> Indeed, Windows 10 is "Windows as a Service"
Not quite sure precisely what you're trying to describe with the 'as a Service' thing here.Purchasing options include (though are not limited) methods comparable to previous Win versions, and it runs on hardware I own and am sitting in front of. The aaS appellation is often needlessly overloaded, I find.
> which does exactly that: it provides continuous mostly-small
> updates, so there's never another "big bang" update. Also,
> these free updates mean never having to pay for a big one.
Okay, so make a small adjustment to the parent(s), and think of their complaint/observation more like 'If you're going to transition users to a new golden era where every time you turn your computer on you have fast boot times (and a ten minute wait for updates to process), then don't make the transition such a brutally painfully experience - it reduces our trust in them as a vendor that they can actually deliver on promises of constant update golden eras'.Or something like that.
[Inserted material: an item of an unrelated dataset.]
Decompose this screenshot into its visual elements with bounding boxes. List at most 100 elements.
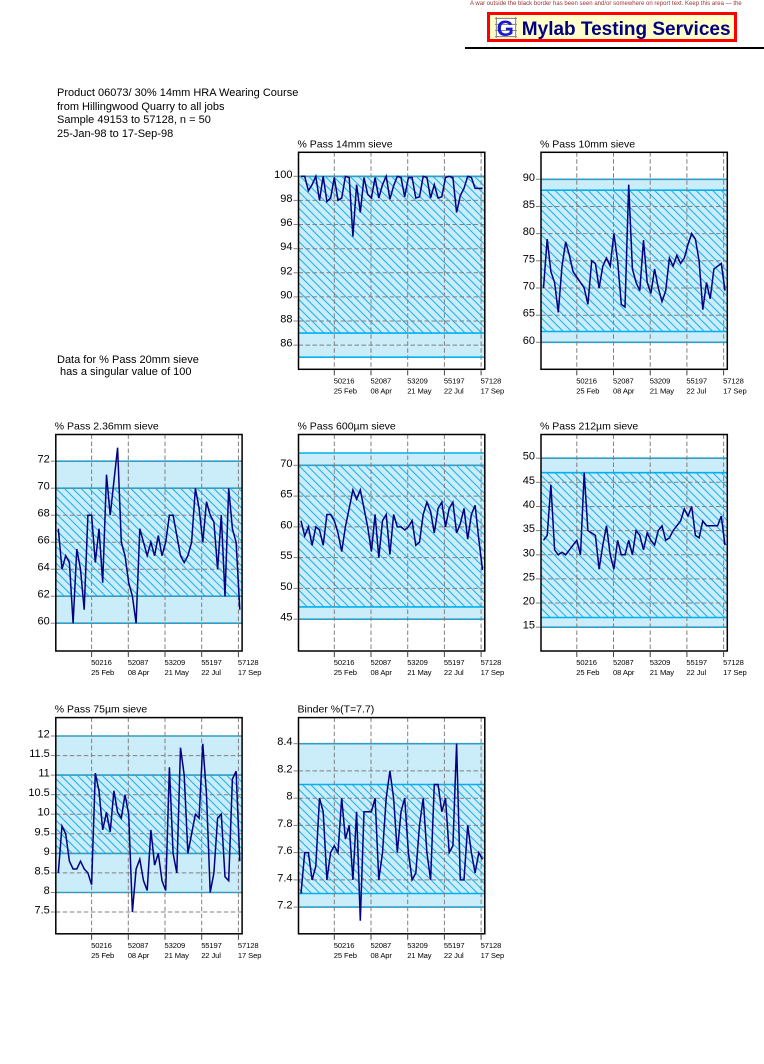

> Some of the most vocal seem to resent every change in
> Windows since XP SP2.
For many (perhaps most?) Microsoft platform users, all of what they require of their computer could still be done just fine with Windows XP SP2. As an aside, it's lovely that you mention specifically SP2 - so obviously a part of a previous 'continuous mostly small update' process that you imply we won't have until we embrace Windows 10. Anyway, all the intervening updates have for many people been a combination of frustration, time, and money misspent, with little practical gain. > People are also bitching about telemetry, even though
> both the success of new upgrades depends on it, and
> even though all this anonymous data is actually driving
> Windows 10's development (in the same way that it drives
> Gmail, Facebook etc).
I am not one such bitchee, but I can understand the concerns. And if an operating system's success depends on knowing where I am, it's doing something wrong (all my other operating systems, current, and historic, have been successfully used by me without access to these data).And, really, it should not be funding / driving development the same way some service providers acquire personal data and then market it on your behalf.